Hal itu, sejalan dengan G20 Raoadmap to Infrastructure. Mobilisasi investasi infrastruktur juga dilakukan untuk meningkatkan inklusi sosial dan mengatasi kesenjangan antar wilayah. Forum juga akan kembali mengusung upaya peningkatan infrastruktur digital dan investasi InfraTech untuk mempersempit kesenjangan digital.

Para Menteri Keuangan dan Gubernur Bank Sentral juga mendikusikan arah kebijakan ekonomi dan keuangan yang berkelanjutan dan mengatasi tantangan perubahan iklim, yang merupakan faktor penting untuk mendukung pertumbuhan ekonomi.

Dalam konteks memperkuat upaya global untuk mencapai tujuan United Nations Framework Convention on Climate Change (UNFCCC) dan Perjanjian Paris, serta menerapkan komitmen UN Climate Change Conference of the Parties (COP26), bauran kebijakan menuju netralitas karbon dan net zero emission mencakup upaya dan kolaborasi bersama termasuk dalam hal mekanisme dan insentif penetapan harga karbon, sambil memberikan dukungan yang ditargetkan kepada negara miskin dan paling rentan, dengan mempertimbangkan situasi nasional. 

Dialog kebijakan Jalur Keuangan G20 (G20 Finance Track Dialogue) tentang dampak makroekonomi dan fiskal terkait kebijakan perubahan iklim dapat dimanfaatkan untuk membahas isu-isu teknis terkait.

Para Menteri Keuangan dan Gubernur Bank Sentral juga mengingat dan menegaskan kembali komitmen yang diangkat oleh negara-negara maju, untuk tujuan memobilisasi pendanaan iklim bersama sebesar USD100 miliar per tahun pada 2020 dan setiap tahun hingga 2025 sesegera mungkin, untuk memenuhi kebutuhan negara-negara berkembang, dalam konteks tindakan mitigasi yang berarti dan transparansi dalam pelaksanaannya.

Selanjutnya, dalam rangka mendukung stabilitas makroekonomi dan sistem keuangan, G20 berkomitmen untuk menerapkan kebijakan yang terkalibrasi dengan baik (well calibrated), terencana dengan baik (well-planned) dan dikomunikasikan dengan baik (well-communicated) dalam rangka normalisasi kebijakan terkait pandemi dan mengatasi dampak jangka panjang dari pandemi (scarring effect), sesuai dengan kondisi masing-masing negara.

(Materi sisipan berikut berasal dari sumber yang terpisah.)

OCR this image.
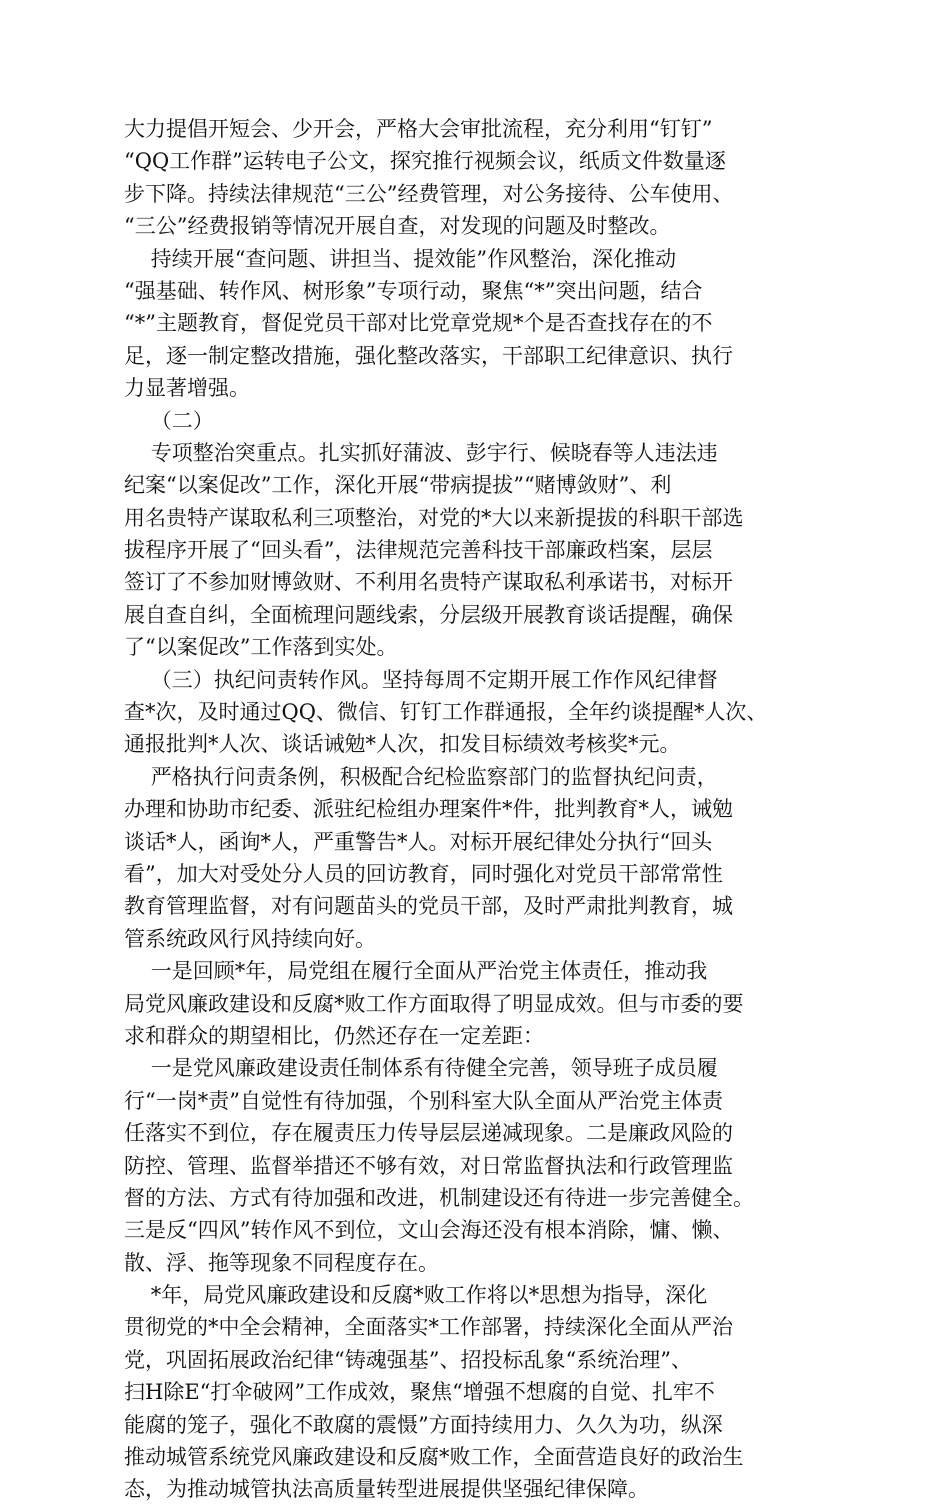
大力提倡开短会、少开会，严格大会审批流程，充分利用“钉钉”
“QQ工作群”运转电子公文，探究推行视频会议，纸质文件数量逐
步下降。持续法律规范“三公”经费管理，对公务接待、公车使用、
“三公”经费报销等情况开展自查，对发现的问题及时整改。
持续开展“查问题、讲担当、提效能”作风整治，深化推动
“强基础、转作风、树形象”专项行动，聚焦“*”突出问题，结合
“*”主题教育，督促党员干部对比党章党规*个是否查找存在的不
足，逐一制定整改措施，强化整改落实，干部职工纪律意识、执行
力显著增强。
（二）
专项整治突重点。扎实抓好蒲波、彭宇行、候晓春等人违法违
纪案“以案促改”工作，深化开展“带病提拔”“赌博敛财”、利
用名贵特产谋取私利三项整治，对党的*大以来新提拔的科职干部选
拔程序开展了“回头看”，法律规范完善科技干部廉政档案，层层
签订了不参加财博敛财、不利用名贵特产谋取私利承诺书，对标开
展自查自纠，全面梳理问题线索，分层级开展教育谈话提醒，确保
了“以案促改”工作落到实处。
（三）执纪问责转作风。坚持每周不定期开展工作作风纪律督
查*次，及时通过QQ、微信、钉钉工作群通报，全年约谈提醒*人次、
通报批判*人次、谈话诫勉*人次，扣发目标绩效考核奖*元。
严格执行问责条例，积极配合纪检监察部门的监督执纪问责，
办理和协助市纪委、派驻纪检组办理案件*件，批判教育*人，诫勉
谈话*人，函询*人，严重警告*人。对标开展纪律处分执行“回头
看”，加大对受处分人员的回访教育，同时强化对党员干部常常性
教育管理监督，对有问题苗头的党员干部，及时严肃批判教育，城
管系统政风行风持续向好。
一是回顾*年，局党组在履行全面从严治党主体责任，推动我
局党风廉政建设和反腐*败工作方面取得了明显成效。但与市委的要
求和群众的期望相比，仍然还存在一定差距：
一是党风廉政建设责任制体系有待健全完善，领导班子成员履
行“一岗*责”自觉性有待加强，个别科室大队全面从严治党主体责
任落实不到位，存在履责压力传导层层递减现象。二是廉政风险的
防控、管理、监督举措还不够有效，对日常监督执法和行政管理监
督的方法、方式有待加强和改进，机制建设还有待进一步完善健全。
三是反“四风”转作风不到位，文山会海还没有根本消除，慵、懒、
散、浮、拖等现象不同程度存在。
*年，局党风廉政建设和反腐*败工作将以*思想为指导，深化
贯彻党的*中全会精神，全面落实*工作部署，持续深化全面从严治
党，巩固拓展政治纪律“铸魂强基”、招投标乱象“系统治理”、
扫H除E“打伞破网”工作成效，聚焦“增强不想腐的自觉、扎牢不
能腐的笼子，强化不敢腐的震慑”方面持续用力、久久为功，纵深
推动城管系统党风廉政建设和反腐*败工作，全面营造良好的政治生
态，为推动城管执法高质量转型进展提供坚强纪律保障。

Hal itu,a perlu dilakukan untuk mengantisipasi dampak rambatan dan efek jangka panjang dari perbedaan laju pemulihan ekonomi dan kapasitas penanganan pandemi yang beragam di setiap negara.

Selain hal tersebut di atas, G20 mendiskusikan upaya untuk memperkuat sektor keuangan global dan mengatasi dampak dari pandemi terhadap sektor keuangan. Hal ini diperlukan agar lembaga keuangan dapat menjalankan fungsi intermediasi dalam rangka mendukung perekonomian.

Aspek lain yang menjadi perhatian negara-negara G20 adalah mengelola risiko dan mengoptimalkan manfaat dengan semakin meluasnya penggunaan teknologi dan digitalisasi di sektor keuangan.

Dari sisi pengelolaan risiko teknologi dan digitalisasi, negara G20 menyepakati perlunya kerangka pengaturan dan pengawasan crypto asset. Perkembangan crypto-asset cukup pesat sehingga bila tidak dipantau secara baik dikhawatirkan dapat menyebabkan instabilitas terhadap perekonomian.

G20 juga menekankan pentingnya melanjutkan asesmen mengenai implikasi dari Central Bank Digital Currency (CBDC) terhadap sistem moneter dan keuangan internasional. Dari sisi optimalisasi manfaat teknologi dan digitalisasi, G20 akan melanjutkan implementasi G20 Roadmap for Enhancing Cross-Border Payments untuk mendorong sistem pembayaran yang cepat, mudah, murah, aman dan handal, serta mendiskusikan pemanfaatan digitalisasi untuk meningkatkan inklusi keuangan, khususnya bagi kelompok rentan seperti kaum perempuan, pemuda dan usaha mikro kecil menengah (UMKM).